22 Sept 2016

Who owns the infrastructure of the future?

I’m sure I’ve seen this movie before, and I have also seen tech companies pitching hardware and software with similar videos multiple times. What I find interesting about this vision of the future is the underlying infrastructure required to power the seamless interaction between people, technology and the offline world.

The key enablers here are beacons and sensors, cloud analytics and push notifications to mobile devices. Sensors provide contextual information about the environment, beacons give you the ability to tie people to specific locations with high accuracy, cloud analytics allow you to process these information feeds along with other data in real time, and push notifications allow you to get end user attention at a specific moment and provide a call to action.

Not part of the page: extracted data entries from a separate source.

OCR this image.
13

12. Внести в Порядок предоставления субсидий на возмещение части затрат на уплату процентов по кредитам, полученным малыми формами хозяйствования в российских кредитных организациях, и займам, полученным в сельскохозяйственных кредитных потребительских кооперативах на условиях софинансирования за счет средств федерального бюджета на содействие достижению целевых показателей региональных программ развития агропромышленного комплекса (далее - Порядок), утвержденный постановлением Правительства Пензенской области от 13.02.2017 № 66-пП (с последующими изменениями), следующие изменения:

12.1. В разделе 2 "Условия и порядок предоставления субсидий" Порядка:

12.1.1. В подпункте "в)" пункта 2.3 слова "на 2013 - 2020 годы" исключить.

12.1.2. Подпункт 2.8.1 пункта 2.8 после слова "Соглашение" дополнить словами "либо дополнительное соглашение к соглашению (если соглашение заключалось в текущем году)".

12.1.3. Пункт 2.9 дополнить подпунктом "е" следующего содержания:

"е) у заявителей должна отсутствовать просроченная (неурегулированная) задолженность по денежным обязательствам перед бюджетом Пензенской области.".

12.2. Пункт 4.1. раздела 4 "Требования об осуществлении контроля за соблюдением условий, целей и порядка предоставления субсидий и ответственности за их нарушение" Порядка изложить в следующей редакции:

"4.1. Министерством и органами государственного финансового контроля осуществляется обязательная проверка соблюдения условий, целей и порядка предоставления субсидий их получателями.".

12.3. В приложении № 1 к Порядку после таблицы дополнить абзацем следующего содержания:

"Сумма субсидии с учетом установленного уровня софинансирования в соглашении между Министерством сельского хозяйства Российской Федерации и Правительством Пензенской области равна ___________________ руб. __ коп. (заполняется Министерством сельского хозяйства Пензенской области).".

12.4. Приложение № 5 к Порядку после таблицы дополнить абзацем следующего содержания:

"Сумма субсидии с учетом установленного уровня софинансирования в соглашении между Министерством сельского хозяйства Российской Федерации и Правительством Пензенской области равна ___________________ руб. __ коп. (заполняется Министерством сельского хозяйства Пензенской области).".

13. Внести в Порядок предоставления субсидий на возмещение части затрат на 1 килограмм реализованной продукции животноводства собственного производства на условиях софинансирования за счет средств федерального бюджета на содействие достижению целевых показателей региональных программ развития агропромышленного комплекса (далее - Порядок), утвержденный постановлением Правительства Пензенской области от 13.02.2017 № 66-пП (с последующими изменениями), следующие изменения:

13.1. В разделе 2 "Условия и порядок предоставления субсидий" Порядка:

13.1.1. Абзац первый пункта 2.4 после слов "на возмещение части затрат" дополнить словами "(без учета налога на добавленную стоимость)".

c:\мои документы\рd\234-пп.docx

Today all of these technologies exist, and most of them are highly accessible. Smartphone penetration in the most developed markets is at 70%+, the number of beacons installed in the US has grown from zero to 4 million in the last 5 years, and the cost of processing data in the cloud is almost at nothing. A few challenges remain, for example in the US only 40% of people have bluetooth enabled on their phones, but these will be resolved as more valuable use cases emerge.

In my view, the missing piece of the puzzle is a platform for accessing this network of sensors and beacons. From what I have seen, the public sector is furthest ahead here with data.gov in the US and data.gov.uk in the UK providing access to almost 250,000 datasets combined. But even this is more of an index than a platform, with data in many separate locations and formats.

In the private sector, there is another hurdle: who owns the infrastructure, the sensors, beacons and data that they generate? I think that part of the hesitation companies have in giving access to their infrastructure and data, is the loss of competitive advantage with nothing in return. Think of the retailer whose competitor suddenly knows how its customers are shopping, or the independent restaurant whose chain competitor notices it has incredibly high footfall and opens up next door — what would drive them to open up this data for free?

I have met a number of companies trying to solve these challenges in different ways, including owning and installing large networks of sensors or beacons for a specific function themselves (slow and expensive, but gives them full control of data format and distribution), building partnerships one by one with sensor owners (slow as the owners are highly fragmented and each will have different requirements, and data formats are still a challenge) and building data brokerages (a proven business model, but harder to build into a scalable platform).

I think a successful solution here must have the following key features:

  • A flexible way to ingest data from any source and store it in a way that makes it easy to query and transform
  • Data discovery tools that allow developers to browse and compare sources
  • APIs to programatically access and manipulate data, along with relevant meta information
  • Methods for creating and subscribing to specific data feeds or event streams
  • Fine grained access and approval, with the option to grant access on a case by case basis
  • Enterprise level security controls and audit logs
  • A consistent way of indicating data quality and service levels so that publishers do not bare responsibility for uses of their data
  • Payment infrastructure that allows publishers to price and charge for data on consumption based model
  • The ability to combine data feeds and additional analysis and republish, inheriting privacy and other characteristics of the sources, and with a revenue sharing model

This is an ambitious system I admit, but I think that it would change the mindset of those who own this valuable infrastructure and data, making it more accessible and helping us secure the seamless interactivity of the future we have envisioned.